Don’t. Because chances are, you’re going to get so ripped off as soon as you walk out the store you’re going to realise, and you’ll be angry every time you see that damn batik for the rest of your days.

Jalan Malioboro is where you’ll probably head, in search of Yogyakarta’s famous prints. This 24-hour shopping street is about as touristy as it gets, and within probably three seconds of stepping out of your taxi – you’ll be descended on by a tout in some form. He will inevitably offer to take you to his batik shop, many of which are on the second floor of these kitschy souvenir shops.

One of the first things to look out for when buying batik is to look for the designs on both sides of the cloth – the design should have soaked right through. A tell-tale sign of a machine-stamped batik is the fact you can only see the design from one side of the cloth.

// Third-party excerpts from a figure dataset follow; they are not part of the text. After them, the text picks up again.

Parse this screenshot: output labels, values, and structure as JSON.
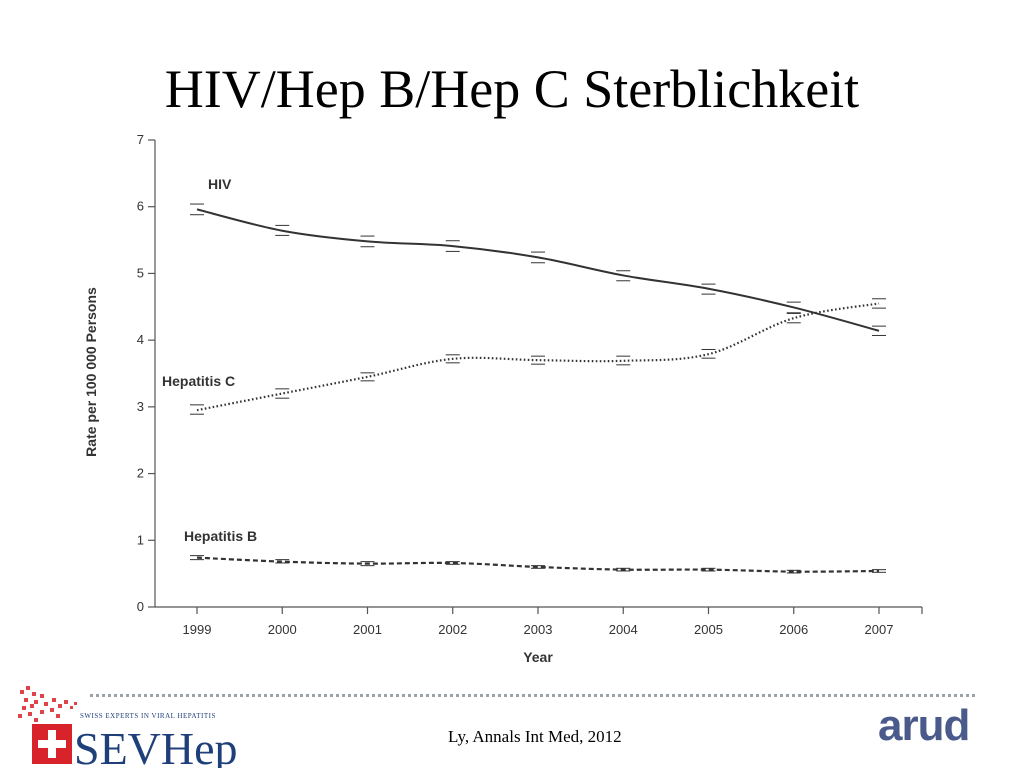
{
  "slide": {
    "title": "HIV/Hep B/Hep C Sterblichkeit",
    "citation": "Ly, Annals Int Med, 2012",
    "logo_left": "SEVHep",
    "logo_left_tagline": "SWISS EXPERTS IN VIRAL HEPATITIS",
    "logo_right": "arud"
  },
  "colors": {
    "line": "#333333",
    "logo_red": "#d8232a",
    "logo_blue": "#1f3f7a",
    "arud_blue": "#4a5a8a"
  },
  "chart_data": {
    "type": "line",
    "xlabel": "Year",
    "ylabel": "Rate per 100 000 Persons",
    "x": [
      "1999",
      "2000",
      "2001",
      "2002",
      "2003",
      "2004",
      "2005",
      "2006",
      "2007"
    ],
    "ylim": [
      0,
      7
    ],
    "yticks": [
      0,
      1,
      2,
      3,
      4,
      5,
      6,
      7
    ],
    "grid": false,
    "legend": "none",
    "series": [
      {
        "name": "HIV",
        "style": "solid",
        "values": [
          5.96,
          5.64,
          5.48,
          5.41,
          5.24,
          4.97,
          4.77,
          4.49,
          4.14
        ],
        "ci_low": [
          5.88,
          5.57,
          5.4,
          5.33,
          5.16,
          4.89,
          4.69,
          4.41,
          4.07
        ],
        "ci_high": [
          6.04,
          5.72,
          5.56,
          5.49,
          5.32,
          5.04,
          4.84,
          4.57,
          4.21
        ]
      },
      {
        "name": "Hepatitis C",
        "style": "dotted",
        "values": [
          2.95,
          3.2,
          3.45,
          3.72,
          3.7,
          3.69,
          3.79,
          4.33,
          4.55
        ],
        "ci_low": [
          2.89,
          3.13,
          3.39,
          3.66,
          3.64,
          3.63,
          3.73,
          4.26,
          4.48
        ],
        "ci_high": [
          3.03,
          3.27,
          3.51,
          3.78,
          3.76,
          3.76,
          3.86,
          4.4,
          4.62
        ]
      },
      {
        "name": "Hepatitis B",
        "style": "dashed",
        "values": [
          0.74,
          0.68,
          0.65,
          0.66,
          0.6,
          0.56,
          0.56,
          0.53,
          0.54
        ],
        "ci_low": [
          0.71,
          0.66,
          0.62,
          0.64,
          0.58,
          0.54,
          0.54,
          0.51,
          0.52
        ],
        "ci_high": [
          0.77,
          0.71,
          0.68,
          0.68,
          0.62,
          0.58,
          0.58,
          0.55,
          0.56
        ]
      }
    ]
  }
}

The second thing that’s going to make it hard for you to determine whether this batik is fake or not is that batik traditionally is quite expensive if it’s real. So either, you’re getting scammed out of hordes of money or you’re buying a genuine batik – the line dividing the two is rather fine.

Effectively everyone I have met who has gone in search of a batik has been scammed, so be wary that this is a minefield – much like buying jewellery in India or real llama jerseys in Peru.

You can haggle, and should haggle – though keep in mind the conversion rate to your home country. Know the difference thousands of rupiah is going to make for you. I paid about $50 NZD for mine.

I bought my batik near Jalan Malioboro, but I had an Indonesian friend helping me.

I’m still not sure if it’s fake or not, though.

Eat

I don’t know if it’s because my memory is shot or the places I went just didn’t have names, but I cannot remember any restaurants for the life of me. Regardless, you must try Gudeg – which is basically a sloppy curry of jackfruit, chicken and egg served with a steaming bowl of rice. While it looks largely unappealing – basically a gloopy slop in one of a various shades of brown – it’s a regional favourite, and plenty of roadside stalls and restaurants serve up a good one.

Getting there

Take a train; forget the bus, forget driving, forget what you knew about public transport. In Indonesia, 30 kilometres will take you over an hour.

The train system here is actually surprisingly good. It will take you about eight or nine hours, so the overnight one is a good option for getting down there and maximising your time. However, the trip down through the Indonesian mainland is actually a famously picturesque one, so if you can wrangle an hour or two of daylight on your way back, by all means take it.

The trip through the rice paddies and fields, the surrounding volcanoes and the greenery will give you something to hold on to while you’re navigating the congested, polluted streets of Jakarta again.

Beware

Of Indonesian ‘tour guides’. As a single white female travelling to Yogyakarta, I was well aware I might attract some opportunists wanting to make a quick buck, or play on my naivety.

However, when I met a young Indonesian dude while I was at a roadside stall one night having dinner, I genuinely thought this was a chance encounter with a friendly local. Over a smoothie, my new pal offered to take me off to Borobudur on his motorbike the next day. I offered to give him some money but he largely waved me away, saying he “likes showing off his home”.

The next day I was on the back of his motorbike, heading off into the countryside. Borobudur is about one hour’s drive away – so just about enough time to be Taken. I was relatively stupid at this stage in my life.

Lo and behold though, we did arrive to Borobudur, intact and without any trace of awkwardness. Sure, the next hour or so he followed me around and made me pose in various weird positions multiple times, but I wasn’t quite at the point of feeling uncomfortable.

Then we went to Mt Merapi and the guy tried to kiss me on the side of a volcano. After that part I demanded we head back to Yogya. I thrust some money into his hand once we were back and never saw him again.

I guess the red flags probably should have been raised when he showed up to my roadside stall that first night with another white girl on the back of his motorbike. Here I was thinking he just had a lot of friends.